One of the overlooked implications of all this is that there may be an elective affinity between the systemic requirement to generate the next operation and certain media genres. If print tends to converge with narrative, broadcast media may converge with soap opera. (Rather than, as John Ellis has provocatively suggested, with the inherently segmental structure of the commercial spot.) From this perspective, it would be no accident that radio gained commercial traction by means of soaps. Nor would so much “trash” daytime television be merely filler until “prime time.” On the contrary, the distinguishing feature of soaps—present, as Ellis emphasizes, in series and serial formats—is the abdication of narrative development in favor of an endlessly extensible series of twists, turns and repetitions. Here, broadcast media establish the freedom to find the next operation without being significantly restricted by the preceding one.

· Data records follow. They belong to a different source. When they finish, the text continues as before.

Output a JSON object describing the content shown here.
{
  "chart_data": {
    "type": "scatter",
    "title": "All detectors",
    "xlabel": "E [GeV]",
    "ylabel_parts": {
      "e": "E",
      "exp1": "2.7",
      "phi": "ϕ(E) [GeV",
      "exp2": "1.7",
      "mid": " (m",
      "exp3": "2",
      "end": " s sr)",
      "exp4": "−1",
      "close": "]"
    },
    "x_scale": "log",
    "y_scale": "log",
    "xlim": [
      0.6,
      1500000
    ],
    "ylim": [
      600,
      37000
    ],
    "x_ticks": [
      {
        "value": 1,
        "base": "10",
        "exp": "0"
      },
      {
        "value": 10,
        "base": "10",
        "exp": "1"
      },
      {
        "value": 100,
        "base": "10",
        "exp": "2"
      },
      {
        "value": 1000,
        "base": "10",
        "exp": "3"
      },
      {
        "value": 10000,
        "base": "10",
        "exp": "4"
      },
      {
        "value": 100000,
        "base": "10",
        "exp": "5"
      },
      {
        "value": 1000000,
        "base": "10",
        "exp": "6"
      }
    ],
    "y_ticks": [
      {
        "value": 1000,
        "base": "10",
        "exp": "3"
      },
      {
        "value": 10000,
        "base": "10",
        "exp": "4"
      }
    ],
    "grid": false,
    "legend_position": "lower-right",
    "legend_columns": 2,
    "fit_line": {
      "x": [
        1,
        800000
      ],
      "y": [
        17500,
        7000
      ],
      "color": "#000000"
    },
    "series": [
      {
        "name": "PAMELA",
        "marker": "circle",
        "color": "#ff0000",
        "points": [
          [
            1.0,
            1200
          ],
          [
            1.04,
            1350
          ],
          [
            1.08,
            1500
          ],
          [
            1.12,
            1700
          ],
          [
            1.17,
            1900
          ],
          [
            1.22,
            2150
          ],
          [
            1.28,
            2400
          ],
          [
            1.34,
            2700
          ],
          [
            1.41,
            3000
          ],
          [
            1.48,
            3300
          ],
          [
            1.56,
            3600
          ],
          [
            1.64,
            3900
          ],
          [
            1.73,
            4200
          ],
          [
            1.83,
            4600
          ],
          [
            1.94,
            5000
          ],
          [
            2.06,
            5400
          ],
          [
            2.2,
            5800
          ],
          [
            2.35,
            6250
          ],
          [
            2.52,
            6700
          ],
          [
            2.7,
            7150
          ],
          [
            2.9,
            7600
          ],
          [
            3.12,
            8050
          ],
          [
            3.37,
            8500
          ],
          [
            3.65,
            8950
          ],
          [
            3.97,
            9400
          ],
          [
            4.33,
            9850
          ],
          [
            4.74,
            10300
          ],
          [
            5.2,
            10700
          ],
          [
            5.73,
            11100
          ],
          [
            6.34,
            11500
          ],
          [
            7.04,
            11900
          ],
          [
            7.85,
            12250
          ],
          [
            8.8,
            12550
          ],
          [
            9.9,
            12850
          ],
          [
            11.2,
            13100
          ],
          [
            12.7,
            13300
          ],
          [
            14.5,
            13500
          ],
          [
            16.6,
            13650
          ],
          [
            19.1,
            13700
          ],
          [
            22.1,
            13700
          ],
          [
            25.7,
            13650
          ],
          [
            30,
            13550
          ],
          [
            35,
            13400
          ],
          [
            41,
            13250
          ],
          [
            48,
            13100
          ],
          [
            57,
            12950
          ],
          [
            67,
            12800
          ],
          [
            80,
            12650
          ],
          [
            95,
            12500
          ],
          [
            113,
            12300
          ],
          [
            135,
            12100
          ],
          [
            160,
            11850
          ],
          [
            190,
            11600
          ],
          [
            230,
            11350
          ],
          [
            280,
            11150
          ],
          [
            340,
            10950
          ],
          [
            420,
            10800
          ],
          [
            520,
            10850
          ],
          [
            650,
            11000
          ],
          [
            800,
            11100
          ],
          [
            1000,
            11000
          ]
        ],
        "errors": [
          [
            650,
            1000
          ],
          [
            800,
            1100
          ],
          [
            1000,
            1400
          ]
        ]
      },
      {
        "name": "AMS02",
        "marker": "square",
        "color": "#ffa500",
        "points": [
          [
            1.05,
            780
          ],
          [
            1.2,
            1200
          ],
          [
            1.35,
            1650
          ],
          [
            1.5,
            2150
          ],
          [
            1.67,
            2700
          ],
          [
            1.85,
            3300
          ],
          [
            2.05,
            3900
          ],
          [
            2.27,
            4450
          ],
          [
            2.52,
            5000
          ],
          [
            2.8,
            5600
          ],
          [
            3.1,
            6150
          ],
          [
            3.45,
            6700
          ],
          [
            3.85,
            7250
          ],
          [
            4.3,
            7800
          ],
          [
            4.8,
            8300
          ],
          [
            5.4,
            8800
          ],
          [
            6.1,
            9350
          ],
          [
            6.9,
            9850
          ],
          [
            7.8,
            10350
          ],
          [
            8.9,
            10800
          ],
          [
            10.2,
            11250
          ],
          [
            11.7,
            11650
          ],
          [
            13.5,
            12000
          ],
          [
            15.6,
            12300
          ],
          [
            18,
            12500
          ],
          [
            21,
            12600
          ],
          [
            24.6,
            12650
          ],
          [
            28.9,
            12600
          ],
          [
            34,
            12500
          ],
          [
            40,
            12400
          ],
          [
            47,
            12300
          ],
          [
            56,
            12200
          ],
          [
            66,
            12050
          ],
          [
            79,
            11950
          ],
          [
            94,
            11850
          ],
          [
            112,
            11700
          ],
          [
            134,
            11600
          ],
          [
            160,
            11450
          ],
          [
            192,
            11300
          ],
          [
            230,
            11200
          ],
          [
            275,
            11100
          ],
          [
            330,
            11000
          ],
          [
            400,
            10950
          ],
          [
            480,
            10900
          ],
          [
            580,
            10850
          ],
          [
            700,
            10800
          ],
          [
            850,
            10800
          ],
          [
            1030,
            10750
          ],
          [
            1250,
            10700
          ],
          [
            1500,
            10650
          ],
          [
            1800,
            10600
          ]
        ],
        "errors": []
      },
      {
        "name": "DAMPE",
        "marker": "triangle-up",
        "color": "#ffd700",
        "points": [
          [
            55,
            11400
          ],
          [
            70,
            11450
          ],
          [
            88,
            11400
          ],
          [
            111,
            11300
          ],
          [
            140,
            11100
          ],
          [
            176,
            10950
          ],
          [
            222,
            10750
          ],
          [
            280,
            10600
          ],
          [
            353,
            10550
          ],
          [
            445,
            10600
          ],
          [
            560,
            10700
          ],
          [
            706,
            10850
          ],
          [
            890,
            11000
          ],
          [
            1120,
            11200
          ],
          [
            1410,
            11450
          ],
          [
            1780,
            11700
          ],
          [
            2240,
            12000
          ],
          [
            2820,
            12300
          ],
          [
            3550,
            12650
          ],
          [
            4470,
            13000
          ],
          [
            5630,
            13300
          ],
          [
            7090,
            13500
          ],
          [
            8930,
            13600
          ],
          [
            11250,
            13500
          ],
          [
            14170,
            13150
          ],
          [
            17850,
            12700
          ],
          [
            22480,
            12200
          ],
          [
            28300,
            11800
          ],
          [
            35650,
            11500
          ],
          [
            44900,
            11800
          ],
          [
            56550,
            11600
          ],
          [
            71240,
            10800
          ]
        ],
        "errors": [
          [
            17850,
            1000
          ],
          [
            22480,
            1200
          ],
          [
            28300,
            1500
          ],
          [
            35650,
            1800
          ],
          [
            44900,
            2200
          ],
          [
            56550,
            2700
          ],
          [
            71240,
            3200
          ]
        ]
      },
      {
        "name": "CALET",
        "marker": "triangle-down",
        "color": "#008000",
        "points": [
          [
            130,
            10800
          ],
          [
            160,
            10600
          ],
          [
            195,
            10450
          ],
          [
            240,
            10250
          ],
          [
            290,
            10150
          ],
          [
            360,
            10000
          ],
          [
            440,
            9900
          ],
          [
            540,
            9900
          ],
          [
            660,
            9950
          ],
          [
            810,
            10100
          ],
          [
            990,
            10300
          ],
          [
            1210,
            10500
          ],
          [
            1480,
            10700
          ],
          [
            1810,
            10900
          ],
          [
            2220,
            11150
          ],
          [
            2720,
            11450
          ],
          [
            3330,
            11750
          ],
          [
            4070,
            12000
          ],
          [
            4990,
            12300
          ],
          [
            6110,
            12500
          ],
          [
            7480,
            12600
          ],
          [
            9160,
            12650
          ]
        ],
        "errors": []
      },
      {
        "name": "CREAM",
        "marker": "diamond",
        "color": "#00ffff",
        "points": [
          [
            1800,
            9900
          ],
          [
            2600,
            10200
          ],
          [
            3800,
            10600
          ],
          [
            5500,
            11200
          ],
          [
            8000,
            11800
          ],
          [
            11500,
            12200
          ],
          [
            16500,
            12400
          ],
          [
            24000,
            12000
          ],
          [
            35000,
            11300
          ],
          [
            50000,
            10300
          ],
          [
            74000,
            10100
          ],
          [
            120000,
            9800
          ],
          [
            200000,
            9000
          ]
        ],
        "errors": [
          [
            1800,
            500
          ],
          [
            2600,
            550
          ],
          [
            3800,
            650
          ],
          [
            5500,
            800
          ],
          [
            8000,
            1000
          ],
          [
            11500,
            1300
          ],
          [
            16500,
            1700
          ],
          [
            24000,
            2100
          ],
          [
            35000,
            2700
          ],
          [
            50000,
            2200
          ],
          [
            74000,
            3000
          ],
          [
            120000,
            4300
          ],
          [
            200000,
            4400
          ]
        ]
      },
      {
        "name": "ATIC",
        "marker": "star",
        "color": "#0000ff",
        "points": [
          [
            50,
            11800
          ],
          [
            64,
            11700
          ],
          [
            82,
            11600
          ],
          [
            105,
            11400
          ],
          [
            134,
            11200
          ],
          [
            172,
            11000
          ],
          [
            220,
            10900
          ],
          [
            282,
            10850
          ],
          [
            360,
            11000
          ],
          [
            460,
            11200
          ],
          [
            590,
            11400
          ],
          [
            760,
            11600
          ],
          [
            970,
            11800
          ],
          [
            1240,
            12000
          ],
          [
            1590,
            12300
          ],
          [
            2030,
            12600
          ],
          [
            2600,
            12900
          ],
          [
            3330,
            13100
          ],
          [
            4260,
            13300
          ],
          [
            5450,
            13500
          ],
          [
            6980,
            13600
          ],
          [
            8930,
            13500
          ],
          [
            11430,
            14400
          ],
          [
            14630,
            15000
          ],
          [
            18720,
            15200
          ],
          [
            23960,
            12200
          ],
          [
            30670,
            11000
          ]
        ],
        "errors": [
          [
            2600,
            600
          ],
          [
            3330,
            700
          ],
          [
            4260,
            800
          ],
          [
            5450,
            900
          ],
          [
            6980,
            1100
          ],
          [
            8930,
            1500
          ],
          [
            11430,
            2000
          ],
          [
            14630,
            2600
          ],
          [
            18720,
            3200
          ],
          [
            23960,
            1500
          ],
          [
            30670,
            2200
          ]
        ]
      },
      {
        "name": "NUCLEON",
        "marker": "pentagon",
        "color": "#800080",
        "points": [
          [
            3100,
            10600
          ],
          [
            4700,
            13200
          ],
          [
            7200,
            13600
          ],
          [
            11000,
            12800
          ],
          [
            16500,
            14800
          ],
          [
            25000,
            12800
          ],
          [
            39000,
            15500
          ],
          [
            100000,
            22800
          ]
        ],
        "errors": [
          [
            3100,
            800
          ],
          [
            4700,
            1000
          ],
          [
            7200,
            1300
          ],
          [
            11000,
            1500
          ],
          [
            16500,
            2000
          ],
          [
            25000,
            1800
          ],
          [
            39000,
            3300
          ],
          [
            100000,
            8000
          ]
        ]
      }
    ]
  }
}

And with this, we can begin to discern the distinctive contribution of Trump, especially in his obsessive use of Twitter. While the received wisdom of political strategists is predicated on the narrative logic of news cycles, Trump has taken note of the contingency of this relationship. It turns out that narrative form is imposed on the news media by a certain formal (that is, aesthetic or rhetorical) ideology embedded in journalism. But the “native” structure of news much more closely resembles that of the soap. Hence Trump’s approach is to feed the system’s most fundamental needs directly. Rather than craft and manage a narrative, he provides an endless barrage of tweets, each of which serves as fodder for formulaic coverage that, over time, does not cohere into a narrative at all—yet moment to moment, ensures that the news media are not only discussing Trump but doing so in accordance with their own self-imposed genre conventions. Each bit of “news,” each scandalous or bizarre statement, each apparent faux pas or blunder is taken up as an object of expert commentary that accords it more weight and invests it with more meaning than it otherwise possesses. Rather than dismiss or disparage Trump’s tweets as the absurdities they are (or could be seen to be), the standard protocols of news production transform them into genuine political discourse—only to move on to the next item the next day.